When you’re writing an emotional or difficult scene, how do you set the mood?
I try to write in a place where I won’t be interrupted or distracted. Many times I’ll listen to music which evokes the feelings I want to write about. I also think about what my character is like, how she would react, and why.
Have you ever fallen in love with one of your characters?
Definitely. As I get to know my characters, I tend to empathize with them and form strong attachments. One character I have in mind is Lexie Yamin from Musings of a Madwoman. She’s a smart, passionate senior partner at a law firm who made some big mistakes in the past. She treated Marcia, a young associate attorney, horribly years ago, and when she sees a chance to make amends and build a relationship with Marcia, she takes ownership of what she did and works hard to build trust.

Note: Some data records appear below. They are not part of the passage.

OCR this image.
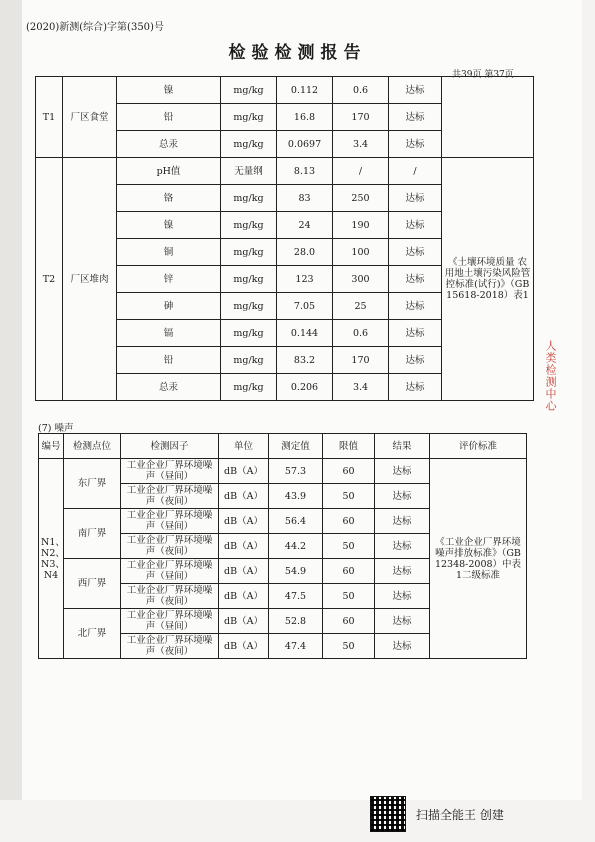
(2020)新测(综合)字第(350)号
检验检测报告
共39页 第37页
T1	厂区食堂	镍	mg/kg	0.112	0.6	达标	
		铅	mg/kg	16.8	170	达标	
		总汞	mg/kg	0.0697	3.4	达标	
T2	厂区堆肉	pH值	无量纲	8.13	/	/	《土壤环境质量 农用地土壤污染风险管控标准(试行)》（GB 15618-2018）表1
		铬	mg/kg	83	250	达标	
		镍	mg/kg	24	190	达标	
		铜	mg/kg	28.0	100	达标	
		锌	mg/kg	123	300	达标	
		砷	mg/kg	7.05	25	达标	
		镉	mg/kg	0.144	0.6	达标	
		铅	mg/kg	83.2	170	达标	
		总汞	mg/kg	0.206	3.4	达标	
(7) 噪声
编号	检测点位	检测因子	单位	测定值	限值	结果	评价标准
N1、N2、N3、N4	东厂界	工业企业厂界环境噪声（昼间）	dB（A）	57.3	60	达标	《工业企业厂界环境噪声排放标准》（GB 12348-2008）中表1二级标准
		工业企业厂界环境噪声（夜间）	dB（A）	43.9	50	达标	
	南厂界	工业企业厂界环境噪声（昼间）	dB（A）	56.4	60	达标	
		工业企业厂界环境噪声（夜间）	dB（A）	44.2	50	达标	
	西厂界	工业企业厂界环境噪声（昼间）	dB（A）	54.9	60	达标	
		工业企业厂界环境噪声（夜间）	dB（A）	47.5	50	达标	
	北厂界	工业企业厂界环境噪声（昼间）	dB（A）	52.8	60	达标	
		工业企业厂界环境噪声（夜间）	dB（A）	47.4	50	达标	
人类检测中心
扫描全能王 创建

Are there any books or authors that inspired you to become a writer?
Since I began as a fanfiction writer, I’ve kept tabs on other fanfiction writers. When some of my favorite stories by them were adapted to original fiction and published, I felt inspired to try my own hand at it. Some writers I admire who wrote for The Devil Wears Prada fandom include Lee Winter, Lola Smith, Milena McKay, and Roslyn Sinclair.
Do you only read books in one genre or do you genre hop?
I read everything, depending on my mood and what’s happening in my world. Sometimes when I’m stressed and want to raise my spirits, I’ll read romance or a romantic blend with a happily ever after. If I’m feeling restless, I’ll read adventure or a thriller. If I want to get out of my head and indulge in new worlds and possibilities, I’ll pick up fantasy or science fiction. And sometimes when I’m feeling at a loss about the world and wondering how humans still exist, I’ll read a good post-apocalyptic story.